Fede e social network stanno facendo prove di dialogo sempre più numerose e intense. Vuoi la pandemia che per un certo tempo ha tenuto chiuse anche le porte delle chiese, vuoi il cambio generazionale che si fa sentire insistente sempre più fra gli uomini e le donne che abbracciano la vocazione, considera infine le potenzialità della comunicazione via web, ed ecco perché si stanno moltiplicando gli esempi di profili, post, stories e video che ruotano attorno alla parola di Dio, ai suoi significati e insegnamenti.
Ultimo esempio in ordine di apparizione e rumors suscitato, quello di Don Alberto Ravagnani, giovane prete della parrocchia di Busto Arsizio in provincia di Milano, che con i 139 mila iscritti al canale YouTube e visualizzazioni che registrano decine di migliaia di utenti si è guadagnato il titolo di “prete youtuber”. Non è il solo esempio: Instagram e Tik tok sono mezzi sperimentati un po’ in tutto il mondo sia da preti che da suore, nel tentativo di portare spunti di riflessione sulla Fede il più lontano possibile e a un pubblico sempre più ampio possibile. Non solo iniziative singole, anche gruppi appartenenti a ordini e monasteri hanno provato a sperimentare - questo il termine più appropriato - le potenzialità dei social network, soprattutto nell’ultimo anno.

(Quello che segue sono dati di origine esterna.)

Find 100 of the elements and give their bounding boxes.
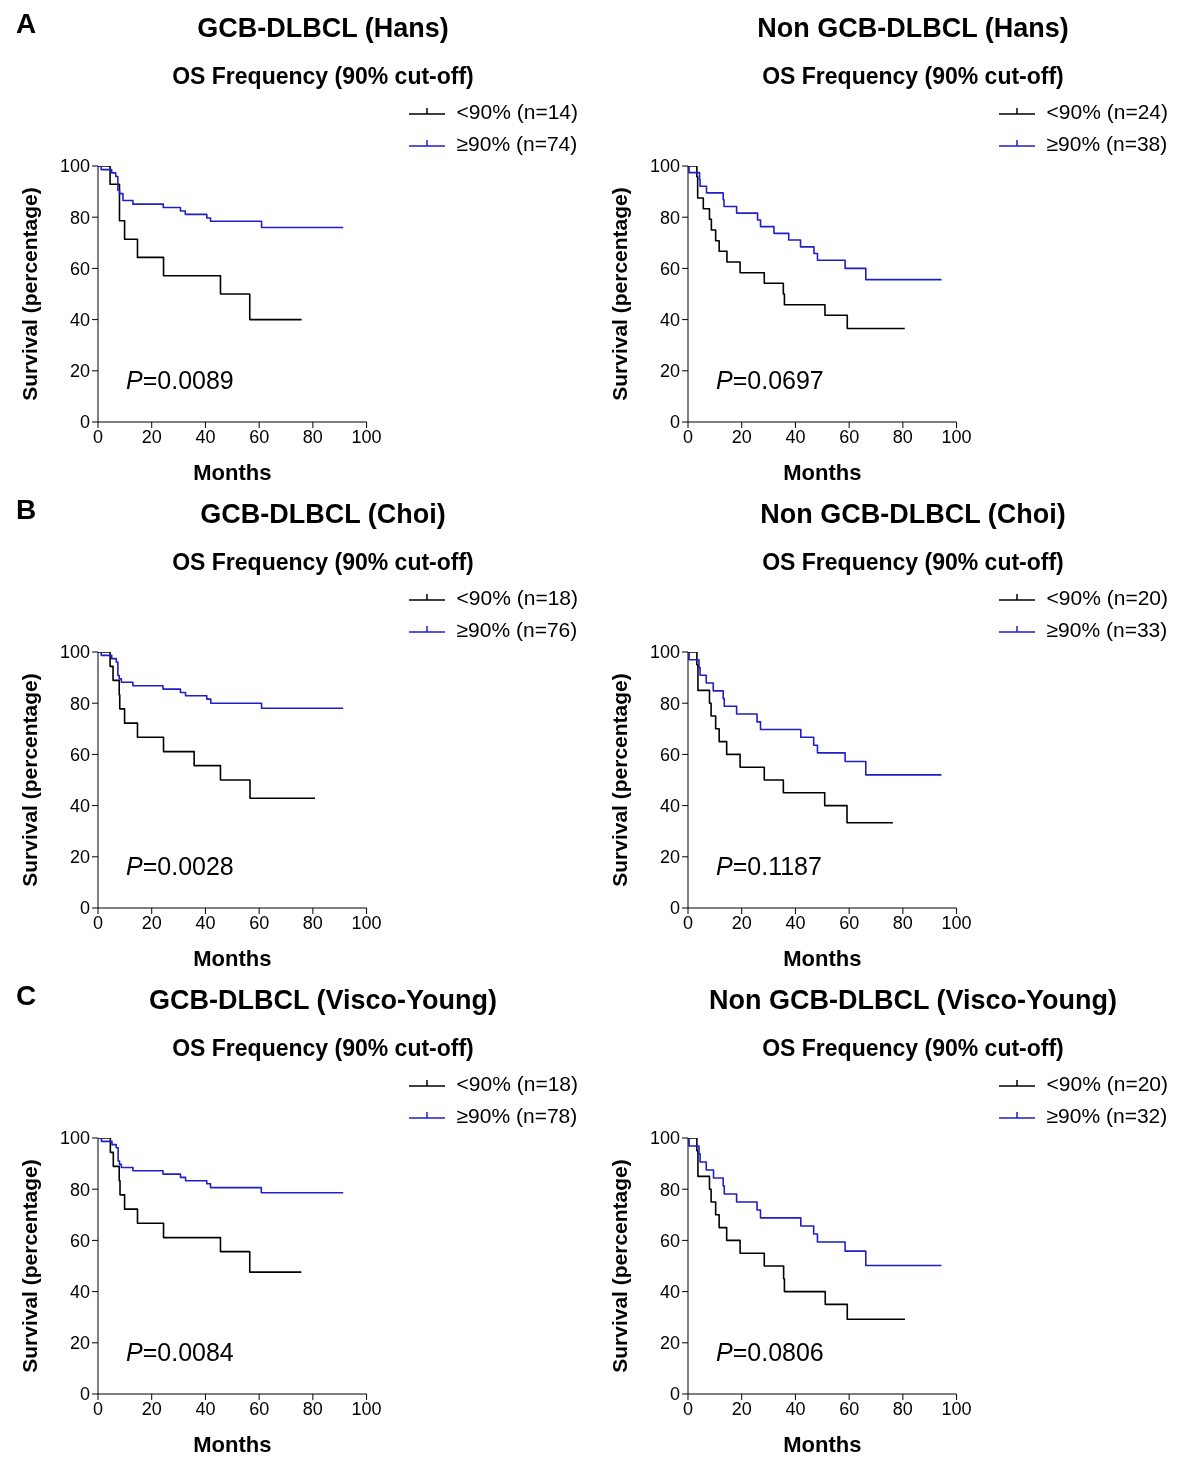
x-tick-label: 40 (195, 1398, 216, 1419)
y-tick-label: 80 (69, 693, 90, 714)
x-axis-title: Months (193, 1432, 272, 1457)
annotation: P=0.0084 (126, 1338, 234, 1367)
x-tick-label: 20 (731, 1398, 752, 1419)
legend-label: <90% (n=24) (1046, 99, 1168, 125)
text: A (16, 8, 37, 40)
x-tick-label: 60 (839, 912, 860, 933)
x-axis-title: Months (783, 1432, 862, 1457)
x-tick-label: 60 (839, 1398, 860, 1419)
chart-subtitle: OS Frequency (90% cut-off) (761, 62, 1065, 91)
x-tick-label: 0 (92, 426, 104, 447)
x-tick-label: 40 (785, 1398, 806, 1419)
annotation: P=0.0028 (126, 852, 234, 881)
y-tick-label: 60 (69, 744, 90, 765)
annotation: P=0.0089 (126, 366, 234, 395)
y-tick-label: 40 (659, 795, 680, 816)
y-tick-label: 80 (69, 1179, 90, 1200)
x-tick-label: 100 (351, 912, 382, 933)
x-tick-label: 20 (141, 426, 162, 447)
y-tick-label: 40 (659, 309, 680, 330)
x-axis-title: Months (783, 460, 862, 485)
y-tick-label: 80 (69, 207, 90, 228)
x-tick-label: 20 (731, 912, 752, 933)
legend-label: <90% (n=14) (456, 99, 578, 125)
y-axis-title: Survival (percentage) (18, 673, 42, 887)
y-tick-label: 0 (669, 412, 680, 433)
x-axis-title: Months (783, 946, 862, 971)
chart-subtitle: OS Frequency (90% cut-off) (761, 548, 1065, 577)
chart-title: GCB-DLBCL (Visco-Young) (149, 985, 497, 1015)
y-tick-label: 60 (659, 1230, 680, 1251)
x-axis-title: Months (193, 460, 272, 485)
x-tick-label: 60 (249, 1398, 270, 1419)
chart-subtitle: OS Frequency (90% cut-off) (171, 62, 475, 91)
legend-label: <90% (n=20) (1046, 1071, 1168, 1097)
x-tick-label: 100 (351, 1398, 382, 1419)
x-tick-label: 100 (941, 912, 972, 933)
x-tick-label: 80 (892, 426, 913, 447)
x-axis-title: Months (193, 946, 272, 971)
annotation: P=0.1187 (716, 852, 822, 881)
x-tick-label: 40 (195, 912, 216, 933)
y-axis-title: Survival (percentage) (608, 187, 632, 401)
legend-label: <90% (n=20) (1046, 585, 1168, 611)
y-tick-label: 0 (79, 412, 90, 433)
text: B (16, 494, 37, 526)
chart-subtitle: OS Frequency (90% cut-off) (171, 1034, 475, 1063)
y-tick-label: 80 (659, 207, 680, 228)
x-tick-label: 80 (892, 1398, 913, 1419)
chart-subtitle: OS Frequency (90% cut-off) (171, 548, 475, 577)
x-tick-label: 60 (249, 912, 270, 933)
x-tick-label: 0 (682, 1398, 694, 1419)
y-tick-label: 100 (649, 156, 680, 177)
y-tick-label: 40 (69, 309, 90, 330)
y-tick-label: 60 (659, 744, 680, 765)
chart-title: Non GCB-DLBCL (Visco-Young) (708, 984, 1118, 1017)
chart-title: GCB-DLBCL (Choi) (200, 499, 446, 529)
x-tick-label: 40 (785, 912, 806, 933)
x-tick-label: 20 (141, 912, 162, 933)
chart-subtitle: OS Frequency (90% cut-off) (761, 1034, 1065, 1063)
x-tick-label: 80 (302, 1398, 323, 1419)
legend-label: ≥90% (n=78) (456, 1103, 578, 1129)
y-tick-label: 80 (659, 693, 680, 714)
legend-label: <90% (n=18) (456, 1071, 578, 1097)
y-tick-label: 100 (649, 642, 680, 663)
chart-title: GCB-DLBCL (Hans) (197, 13, 449, 43)
y-axis-title: Survival (percentage) (18, 187, 42, 401)
y-axis-title: Survival (percentage) (608, 1159, 632, 1373)
text: C (16, 980, 37, 1012)
annotation: P=0.0806 (716, 1338, 824, 1367)
x-tick-label: 80 (302, 912, 323, 933)
y-tick-label: 100 (59, 156, 90, 177)
y-axis-title: Survival (percentage) (18, 1159, 42, 1373)
y-tick-label: 60 (69, 1230, 90, 1251)
x-tick-label: 20 (731, 426, 752, 447)
x-tick-label: 80 (892, 912, 913, 933)
y-tick-label: 20 (69, 1333, 90, 1354)
y-tick-label: 100 (649, 1128, 680, 1149)
y-tick-label: 40 (69, 795, 90, 816)
chart-title: Non GCB-DLBCL (Choi) (759, 498, 1067, 531)
x-tick-label: 0 (92, 912, 104, 933)
y-tick-label: 0 (79, 1384, 90, 1405)
x-tick-label: 40 (195, 426, 216, 447)
y-tick-label: 0 (669, 1384, 680, 1405)
y-tick-label: 100 (59, 642, 90, 663)
y-tick-label: 60 (659, 258, 680, 279)
x-tick-label: 40 (785, 426, 806, 447)
legend-label: <90% (n=18) (456, 585, 578, 611)
x-tick-label: 60 (249, 426, 270, 447)
legend-label: ≥90% (n=74) (456, 131, 578, 157)
y-tick-label: 20 (69, 847, 90, 868)
y-axis-title: Survival (percentage) (608, 673, 632, 887)
y-tick-label: 20 (69, 361, 90, 382)
x-tick-label: 100 (351, 426, 382, 447)
x-tick-label: 100 (941, 426, 972, 447)
x-tick-label: 100 (941, 1398, 972, 1419)
x-tick-label: 20 (141, 1398, 162, 1419)
y-tick-label: 0 (79, 898, 90, 919)
legend-label: ≥90% (n=32) (1046, 1103, 1168, 1129)
y-tick-label: 20 (659, 1333, 680, 1354)
chart-title: Non GCB-DLBCL (Hans) (756, 12, 1070, 45)
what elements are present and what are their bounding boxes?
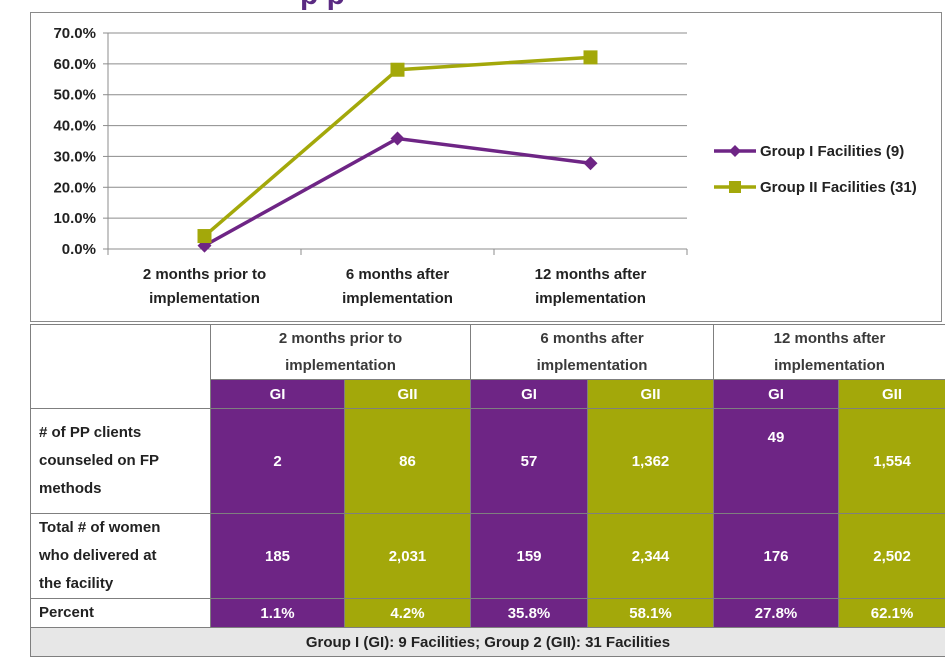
row-label-counseled-line-2: counseled on FP — [39, 447, 210, 475]
x-tick-label: 12 months after — [535, 266, 647, 283]
y-tick-label: 10.0% — [53, 210, 96, 227]
series-line — [205, 57, 591, 236]
period-header-2-line-1: 12 months after — [714, 325, 945, 352]
row-label-counseled-line-1: # of PP clients — [39, 419, 210, 447]
y-tick-label: 20.0% — [53, 179, 96, 196]
y-tick-label: 40.0% — [53, 118, 96, 135]
chart-frame: 70.0% 60.0% 50.0% 40.0% 30.0% 20.0% 10.0% 0.0% 2… — [30, 12, 942, 322]
y-tick-label: 70.0% — [53, 25, 96, 42]
table-cell: 1.1% — [211, 599, 345, 628]
group-header-gii: GII — [839, 380, 945, 409]
period-header-1-line-1: 6 months after — [471, 325, 713, 352]
data-table: 2 months prior to implementation 6 month… — [30, 324, 945, 657]
table-cell: 2 — [211, 409, 345, 514]
period-header-2-line-2: implementation — [714, 352, 945, 379]
y-tick-label: 60.0% — [53, 56, 96, 73]
table-cell: 2,502 — [839, 514, 945, 599]
data-point-marker — [198, 229, 212, 243]
legend-marker — [729, 181, 741, 193]
group-header-gii: GII — [345, 380, 471, 409]
period-header-0: 2 months prior to implementation — [211, 325, 471, 380]
page-title: p p — [300, 0, 345, 12]
table-cell: 159 — [471, 514, 588, 599]
x-tick-label: implementation — [342, 290, 453, 307]
x-tick-label: implementation — [149, 290, 260, 307]
table-period-header-row: 2 months prior to implementation 6 month… — [31, 325, 945, 380]
table-footnote: Group I (GI): 9 Facilities; Group 2 (GII… — [31, 628, 945, 657]
legend-label: Group I Facilities (9) — [760, 143, 904, 160]
table-cell: 176 — [714, 514, 839, 599]
table-cell: 49 — [714, 409, 839, 514]
table-row-counseled: # of PP clients counseled on FP methods … — [31, 409, 945, 514]
y-tick-label: 0.0% — [62, 241, 96, 258]
series-line — [205, 139, 591, 246]
table-cell: 27.8% — [714, 599, 839, 628]
data-point-marker — [584, 156, 598, 170]
table-corner-cell — [31, 325, 211, 409]
group-header-gi: GI — [211, 380, 345, 409]
x-tick-label: implementation — [535, 290, 646, 307]
period-header-1-line-2: implementation — [471, 352, 713, 379]
row-label-delivered-line-2: who delivered at — [39, 542, 210, 570]
table-cell: 35.8% — [471, 599, 588, 628]
period-header-2: 12 months after implementation — [714, 325, 945, 380]
table-cell: 58.1% — [588, 599, 714, 628]
table-row-percent: Percent 1.1% 4.2% 35.8% 58.1% 27.8% 62.1… — [31, 599, 945, 628]
row-label-delivered: Total # of women who delivered at the fa… — [31, 514, 211, 599]
data-point-marker — [391, 63, 405, 77]
y-tick-label: 30.0% — [53, 148, 96, 165]
title-strip: p p — [0, 0, 945, 12]
legend-marker — [729, 145, 741, 157]
table-cell: 57 — [471, 409, 588, 514]
x-tick-label: 6 months after — [346, 266, 450, 283]
line-chart: 70.0% 60.0% 50.0% 40.0% 30.0% 20.0% 10.0% 0.0% 2… — [31, 13, 943, 323]
period-header-0-line-2: implementation — [211, 352, 470, 379]
table-cell: 86 — [345, 409, 471, 514]
table-cell: 2,031 — [345, 514, 471, 599]
table-footnote-row: Group I (GI): 9 Facilities; Group 2 (GII… — [31, 628, 945, 657]
data-point-marker — [584, 50, 598, 64]
legend-label: Group II Facilities (31) — [760, 179, 917, 196]
row-label-percent: Percent — [31, 599, 211, 628]
row-label-delivered-line-3: the facility — [39, 570, 210, 598]
group-header-gi: GI — [714, 380, 839, 409]
table-cell: 2,344 — [588, 514, 714, 599]
y-tick-label: 50.0% — [53, 87, 96, 104]
table-cell: 1,362 — [588, 409, 714, 514]
row-label-counseled: # of PP clients counseled on FP methods — [31, 409, 211, 514]
x-tick-label: 2 months prior to — [143, 266, 266, 283]
table-cell: 62.1% — [839, 599, 945, 628]
data-point-marker — [391, 132, 405, 146]
table-cell: 4.2% — [345, 599, 471, 628]
table-row-delivered: Total # of women who delivered at the fa… — [31, 514, 945, 599]
group-header-gii: GII — [588, 380, 714, 409]
table-cell: 1,554 — [839, 409, 945, 514]
row-label-delivered-line-1: Total # of women — [39, 514, 210, 542]
period-header-0-line-1: 2 months prior to — [211, 325, 470, 352]
period-header-1: 6 months after implementation — [471, 325, 714, 380]
group-header-gi: GI — [471, 380, 588, 409]
row-label-counseled-line-3: methods — [39, 475, 210, 503]
table-cell: 185 — [211, 514, 345, 599]
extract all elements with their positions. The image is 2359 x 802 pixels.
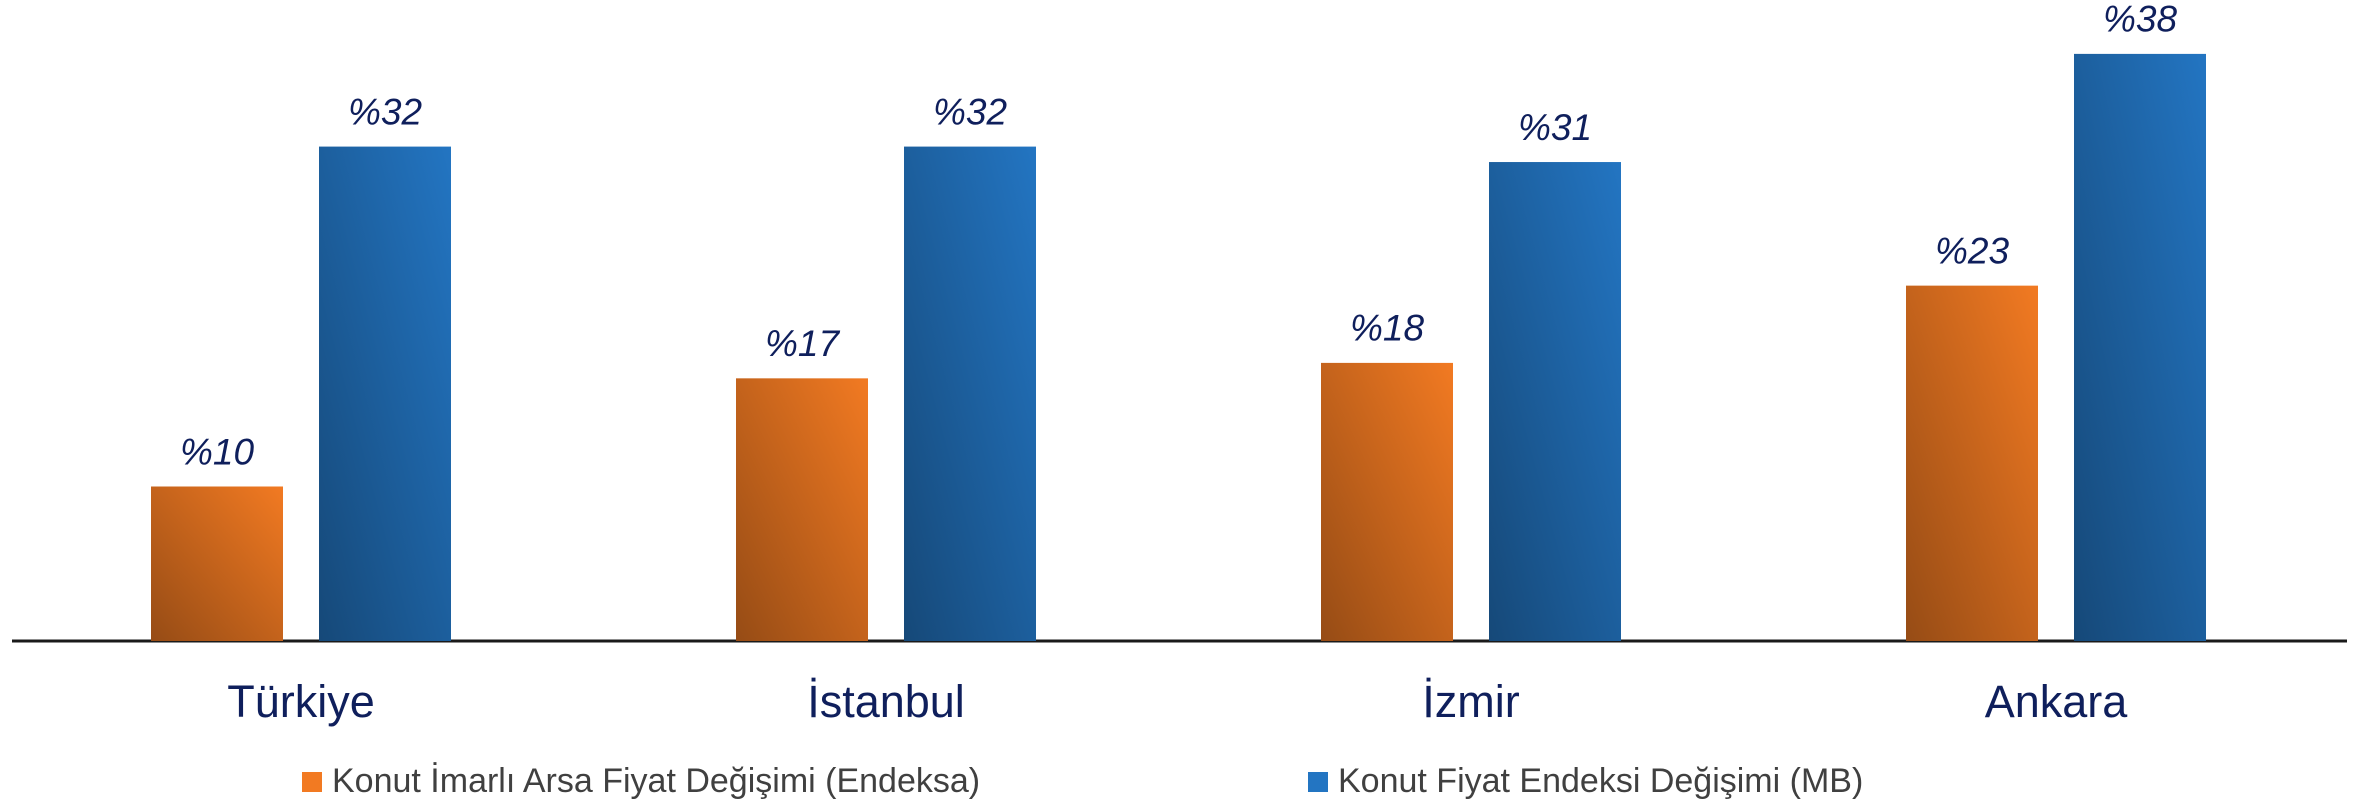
bar: [1906, 285, 2038, 641]
x-tick-label: İstanbul: [807, 676, 965, 727]
legend-swatch: [302, 772, 322, 792]
legend-swatch: [1308, 772, 1328, 792]
bar: [904, 146, 1036, 641]
bar: [151, 486, 283, 641]
data-label: %32: [933, 91, 1007, 132]
legend-label: Konut Fiyat Endeksi Değişimi (MB): [1338, 762, 1863, 800]
data-label: %38: [2103, 0, 2177, 40]
bar: [736, 378, 868, 641]
bar: [319, 146, 451, 641]
data-label: %23: [1935, 230, 2009, 271]
bar: [1489, 162, 1621, 642]
data-label: %32: [348, 91, 422, 132]
x-tick-label: Ankara: [1985, 676, 2129, 727]
data-label: %17: [765, 323, 840, 364]
data-label: %31: [1518, 107, 1592, 148]
data-label: %10: [180, 431, 254, 472]
bar: [1321, 362, 1453, 641]
data-label: %18: [1350, 308, 1424, 349]
legend-label: Konut İmarlı Arsa Fiyat Değişimi (Endeks…: [332, 762, 980, 800]
bar: [2074, 53, 2206, 641]
x-tick-label: İzmir: [1422, 676, 1519, 727]
x-tick-label: Türkiye: [227, 676, 375, 727]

La nostra provincia non è esente da esempi simili, condotti principalmente su Facebook, social che forse per conoscenza o fascia d’età sembra essere il più apprezzato per avviare la strada di un dialogo religioso diverso dal solito.
Fra questi esempi ne abbiamo scelti tre, tre preti con ruoli differenti e un diverso modo di comunicare via web e la cosa più interessante che emerge è la necessità e il desiderio di essere formati sull’argomento. Sapere usare questi canali e, soprattutto, farlo bene, è una richiesta concreta fra chi vive la Parrocchia.
#solounminuto il format video di Don Andrea Pedretti
Il parroco di Roncola ha cominciato a realizzare questi brevi video su Facebook un anno fa, precisamente a marzo del 2020 con l’inizio della Quaresima. Li aveva interrotti quando la situazione sanitaria era migliorata, ma a settembre ha ripreso perché le persone gli chiedevano di ricominciare.
Don Andrea racconta: “Un anno fa mi sono chiesto ‘Come faccio a stare vicino alla gente?’ Proviamo così”. Questo è il motivo per cui sono nati questi brevi video: per Don Andrea la scelta di sintetizzare tutto in un minuto è una delle chiavi fondamentali del successo del suo format. Successo, esatto, perché questi brevi video nati per “provare”, funzionano indipendentemente dalla pandemia.
“Mi sono reso conto che con un piccolo intervento quotidiano sul Vangelo riesco ad essere vicino alla mia gente, ma non solo a chi crede- racconta Don Andrea, - So, perché mi scrivono e me lo dicono, che anche chi non è credente li guarda e li considera degli spunti di riflessione utili. Ho cominciato a metterli su Facebook, poi YouTube e Instagram e ora li mando anche via Whatsapp attraverso una lista broadcast ogni mattina”.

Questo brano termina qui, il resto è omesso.